BoB reins in banks'cash cow

Primary reserves are commercial banks' non-interest earning balances maintained at the Bank of Botswana (BoB).

In a statement released by BoB this week, the new policy development will see commercial banks' primary reserve requirement raised from five percent to 6.5 percent with effect from November 1, 2010.

'This decision is intended to reduce the amount of liquidity that is mopped up through Bank of Botswana Certificates,' says the statement issued by BoB's Head of communications, Andrew Sesinyi.

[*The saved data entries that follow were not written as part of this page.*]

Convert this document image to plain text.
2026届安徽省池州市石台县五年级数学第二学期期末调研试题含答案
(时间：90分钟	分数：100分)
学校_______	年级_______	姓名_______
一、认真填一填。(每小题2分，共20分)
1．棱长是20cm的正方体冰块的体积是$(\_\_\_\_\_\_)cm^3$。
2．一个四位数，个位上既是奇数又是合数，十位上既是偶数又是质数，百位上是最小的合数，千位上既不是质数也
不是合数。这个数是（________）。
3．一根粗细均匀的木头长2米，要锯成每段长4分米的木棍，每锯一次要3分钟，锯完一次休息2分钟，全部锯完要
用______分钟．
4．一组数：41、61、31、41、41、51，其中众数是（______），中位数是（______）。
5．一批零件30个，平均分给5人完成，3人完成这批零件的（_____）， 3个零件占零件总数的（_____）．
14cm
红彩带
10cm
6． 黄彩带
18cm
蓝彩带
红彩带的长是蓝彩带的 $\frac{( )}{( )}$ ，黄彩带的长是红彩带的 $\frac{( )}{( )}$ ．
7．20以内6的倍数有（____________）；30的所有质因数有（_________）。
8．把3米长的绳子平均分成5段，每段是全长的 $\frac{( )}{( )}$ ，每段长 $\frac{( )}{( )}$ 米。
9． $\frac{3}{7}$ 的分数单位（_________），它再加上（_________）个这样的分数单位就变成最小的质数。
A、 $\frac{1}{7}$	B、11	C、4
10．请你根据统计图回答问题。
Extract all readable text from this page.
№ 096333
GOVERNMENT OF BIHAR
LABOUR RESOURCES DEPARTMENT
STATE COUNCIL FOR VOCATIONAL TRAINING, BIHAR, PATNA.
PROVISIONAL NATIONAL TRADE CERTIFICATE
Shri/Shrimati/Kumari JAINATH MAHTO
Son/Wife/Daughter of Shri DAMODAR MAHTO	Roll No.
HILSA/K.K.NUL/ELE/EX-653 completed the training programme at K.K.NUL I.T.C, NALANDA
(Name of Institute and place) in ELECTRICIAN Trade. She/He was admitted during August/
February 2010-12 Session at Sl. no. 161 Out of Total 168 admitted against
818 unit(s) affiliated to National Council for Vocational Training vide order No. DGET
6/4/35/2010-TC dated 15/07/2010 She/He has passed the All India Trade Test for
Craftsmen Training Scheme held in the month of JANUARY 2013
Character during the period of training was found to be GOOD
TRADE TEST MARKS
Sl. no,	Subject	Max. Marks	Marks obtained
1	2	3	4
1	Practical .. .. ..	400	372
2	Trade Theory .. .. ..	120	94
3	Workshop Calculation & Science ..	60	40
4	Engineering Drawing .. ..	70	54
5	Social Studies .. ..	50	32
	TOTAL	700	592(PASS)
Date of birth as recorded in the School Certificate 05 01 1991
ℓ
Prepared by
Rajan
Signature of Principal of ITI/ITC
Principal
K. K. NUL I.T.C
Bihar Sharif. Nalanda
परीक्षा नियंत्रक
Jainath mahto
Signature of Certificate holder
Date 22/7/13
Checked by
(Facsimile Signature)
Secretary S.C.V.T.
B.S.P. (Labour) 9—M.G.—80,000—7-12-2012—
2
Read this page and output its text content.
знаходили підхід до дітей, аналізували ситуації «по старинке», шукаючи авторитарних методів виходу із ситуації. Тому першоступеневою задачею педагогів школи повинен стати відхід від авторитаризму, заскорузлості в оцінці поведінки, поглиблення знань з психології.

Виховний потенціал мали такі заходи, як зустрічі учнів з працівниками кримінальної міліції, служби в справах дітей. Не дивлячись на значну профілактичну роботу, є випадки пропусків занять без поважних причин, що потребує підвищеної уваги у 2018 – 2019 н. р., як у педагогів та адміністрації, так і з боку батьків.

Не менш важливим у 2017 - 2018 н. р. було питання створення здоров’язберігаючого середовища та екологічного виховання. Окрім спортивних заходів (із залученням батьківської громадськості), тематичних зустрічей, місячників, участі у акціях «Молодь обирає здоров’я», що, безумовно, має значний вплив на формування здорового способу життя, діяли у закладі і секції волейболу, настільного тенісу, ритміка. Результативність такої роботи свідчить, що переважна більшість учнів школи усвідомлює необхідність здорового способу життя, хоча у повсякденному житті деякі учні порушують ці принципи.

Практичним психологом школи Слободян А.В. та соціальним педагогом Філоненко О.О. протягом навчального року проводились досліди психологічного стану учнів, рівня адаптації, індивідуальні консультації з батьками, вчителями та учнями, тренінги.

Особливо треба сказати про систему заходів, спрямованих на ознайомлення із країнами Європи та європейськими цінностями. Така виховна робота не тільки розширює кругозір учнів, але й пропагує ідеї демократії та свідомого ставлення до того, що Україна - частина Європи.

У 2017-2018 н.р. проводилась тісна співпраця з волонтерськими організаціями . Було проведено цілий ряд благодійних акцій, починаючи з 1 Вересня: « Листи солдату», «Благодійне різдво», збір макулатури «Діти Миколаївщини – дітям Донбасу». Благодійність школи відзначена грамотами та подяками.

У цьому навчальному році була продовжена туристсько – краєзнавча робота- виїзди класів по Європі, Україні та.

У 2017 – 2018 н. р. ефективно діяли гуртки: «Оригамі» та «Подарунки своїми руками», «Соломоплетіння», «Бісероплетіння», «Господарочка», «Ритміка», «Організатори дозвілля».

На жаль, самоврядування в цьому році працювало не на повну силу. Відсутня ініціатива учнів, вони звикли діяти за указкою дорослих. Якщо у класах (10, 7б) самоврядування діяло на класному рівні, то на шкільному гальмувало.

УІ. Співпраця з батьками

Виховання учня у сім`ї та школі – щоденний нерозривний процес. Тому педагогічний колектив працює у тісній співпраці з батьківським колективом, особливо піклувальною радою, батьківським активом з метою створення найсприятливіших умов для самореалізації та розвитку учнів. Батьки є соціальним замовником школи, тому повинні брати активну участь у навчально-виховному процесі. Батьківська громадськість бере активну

Fierce criticism has been levelled against the central bank from home and abroad for the continued use by commercial banks of BoBCs as the main tool in mopping liquidity with accusations that this was enriching only a few commercial banks, most of which are owned by super-rich multinationals. Critics said BoBCs had become commercial banks' cash cow, at the expense of taxpayers who finance and are impacted by the central bank's activities.

The recent policy development will now see some of the deposits that commercial banks were earning interest from through investment in BoBCs kept by the central bank at zero interest rates through the statutory requirement.

Sought for comment on the likely effectiveness of the policy change in mopping excess liquidity from the market, economist Dr Keith Jefferis said although it is not viable to use PRR as the main instrument of mopping excess liquidity, the increment will reduce reliance on BoBCs to a certain extent.

'The PRR will go some way in cutting down the deposits which the banks would have invested in BoBcs, thereby cutting down the interest bill,' Jefferis said. 'But it will not be feasible to increase the PRR to the extent that you will not need BoBcs.'

According to BoB's Botswana Financial Statistics (BFS) document, the banks have been sitting on P32 billion worth of pula-denominated deposits as of July 2010. Of this, only P1.6 billion is due to the central bank in the form of PRR. The 1.5 percentage points increment in PRR will see only a further P500 million being kept by the central bank at zero percent interest, a figure that compares little to the huge P18 billion in BoBCs which will attract a 7 percent interest rate.

The upping of PRR is set to further squeeze banks' earnings that are already dwindling in due to weakening interest rates.

Using the July BFS figures, the PRR adjustment will take away P500 million away from the commercial banks, which could have earned the 7 percent interest through BoBCs. Although weakening interest rates have led to a significant decline in the interest bill in BoBCs over the last few years - from 13 percent in 2002 to 7 percent in 2010 - the central bank has come under heavy criticism for the amount paid out to banks, which stood at P1.6 billion last year.

A recent report by the IMF and the World Bank says BoB is enriching the already super-rich banks through the issuance of its high-yielding BoBCs while the banks themselves are impoverishing borrowers through high lending rates.

IMF researchers say the dominance of BoBCs as the chief instrument in open market operations has also prevented further development of Botswana's financial sector. There has also been calls for the government to boost its private sector growth, which will in turn leave banks with more asset growth opportunities and re-balance their holdings of BoBCs accordingly.